In Sydney Review of Books earlier this month, Ivor Indyk lamented the state of literary prizes. The ‘middlebrow’, he claims, is taking over culture (read: the highbrow). The ‘middlebrow’, defined originally as those people who hope eventually to get used to the stuff they ought to like, is a contemptuous term now used to mean those who are narrow in their cultural interests and engagement. (Even the OED states this is ‘colloquial and frequently derogatory’.) Literary prizes are, he claims, are the ‘last bastion’ for ‘literary recognition that is withheld by the marketplace’ – that enervated forum of the middlingly-browed.
I suppose he means that prizes should be awarded on the basis of merit (he excludes ‘appeal’ from the definition of merit), but it sounds as though he thinks this is the same as some kind of predictor of enduring future worth – that the novels to which these glittering prizes are pinned should be known already as the canonical works of the future. The hubris of attempting to divine the lasting impact of a work of literature is one that has been pursued, fruitlessly, since the publishing industry began.
There are a couple of problems with Indyk’s approach – I won’t go so far as to call it an argument, since it reads like the curmudgeonly complaint of old men everywhere since (at least) Ancient Rome. Of course in rallying against Indyk’s opinions I may well be committing GK Chesterton’s error of being wrong about why he is wrong, but that can be for another writer to argue.
What prizes are for, and what they should be for, is recognising the significance of a work at a particular cultural moment. They are deeply contextual, having none of that halo of historical distance that seems to make canonical works glow with self-evident glory. Some lucky few novels written now, prize winners or no, will prove to have enduring significance, articulating to a distant present so perfectly what was happening now, or where that later now’s genesis turned out to be, that they will be rightly regarded as works of prescient genius. But it is only from a position in the ever-moving present that we can judge the past’s apparent self-evidence. Hindsight, as they say, is twenty-twenty. We don’t yet know what will have proven to be important in the future; that’s why it’s called future imperfect in grammar.
Using the words of others, Indyk expressed his dissatisfaction with those fans of Terry Pratchett who mourned his recent passing.

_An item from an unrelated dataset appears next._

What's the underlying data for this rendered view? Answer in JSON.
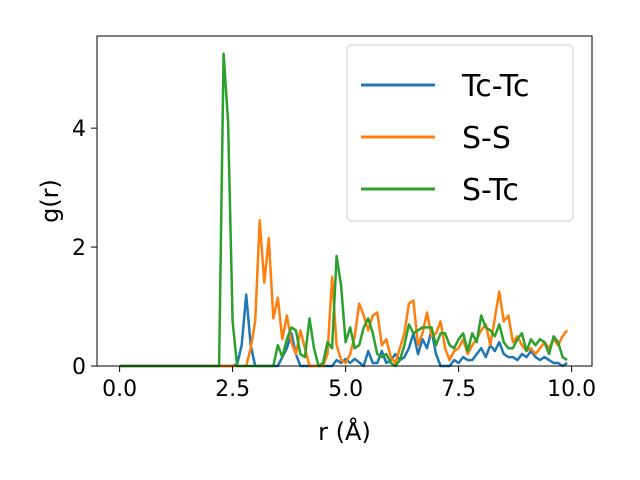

Yet is it surprising that an author who went out of his way to communicate with his readership was mourned by that same readership? Indyk overlooked the fact that Pratchett’s fans mourned his passing because they knew his life. His personality and his struggle with illness, just as much as his satirical fantasies about contemporary culture and politics, drew people to him and his works.
Indyk seems to think that the marketplace is a swelling crowd of populist barbarians – possibly an image that would be appreciated by Pratchett – but not (to his mind) comprised of the ‘true’ readers of literature. Quality and appeal are not mutually exclusive. In attempting to distinguish the ‘marketplace’ from cultural appreciation, Indyk wrests from the readers of books the power to be considered and conscious of what they read. He seems to think that the people who read Pratchett are different from the people who read Marquez, but he has no evidence of this. Certainly I have been an avid consumer of each, and my bookshelves groan under the weight of everything from Shakespeare, Stead, and Steinbeck to Garner (Alan, not Helen, although also Helen), Grisham, and Gregory (The Other Boleyn Girl). This is what belies his snobbery, which is everywhere apparent in this column.
Readers of books are not always buried nose-deep in the ‘great works’ or trashy airport purchases. Likewise, just because someone is a festival director, Indyk seems to think that this should disqualify them from having a serious opinion if asked to judge a prize. On the contrary, it indicates a passionate involvement with contemporary authors and readers, and an awareness of the ebb and flow of contemporary consciousness that creeps its way into the books we end up producing – which has almost nothing to do with prizes.
Indyk claims that the bellwether of a judge’s or a panel’s quality is their reaction to poetry. This is an interesting idea, and one that he could have explored more. If a judge or a panel can argue and become passionate about the most condensed textual expression we can create, then their understanding is indeed nuanced and engaged. Resolution amongst a judging panel for ‘excellence in writing’ should certainly engage with a broad range of genres, and those genres should rightly be represented in the shortlisted nominations. However, Indyk paints himself into a corner whereby nobody is fit to judge a prize – not the hoi polloi, not the ivory tower, not the festivalists, and not the grim, thin-lipped politicians.
I am not yet willing to wring my hands. As Neil Gaiman said, ‘make good art’. Obliterating prizes for the sake of fellowships mutes entirely the cultural fanfare around prize winners, and I don’t think that these occasions should be diminished. Why does Indyk think that the current amount of money spent on prizes is a set figure? There is absolutely no reason why the plutocratic Brandis could not fund both prizes and a new fellowship programs, with matched philanthropic support, for different genres. Prizes are poor predictors of enduring appeal or later significance, but they are exceptional boosts to the creative process of hundreds of writers.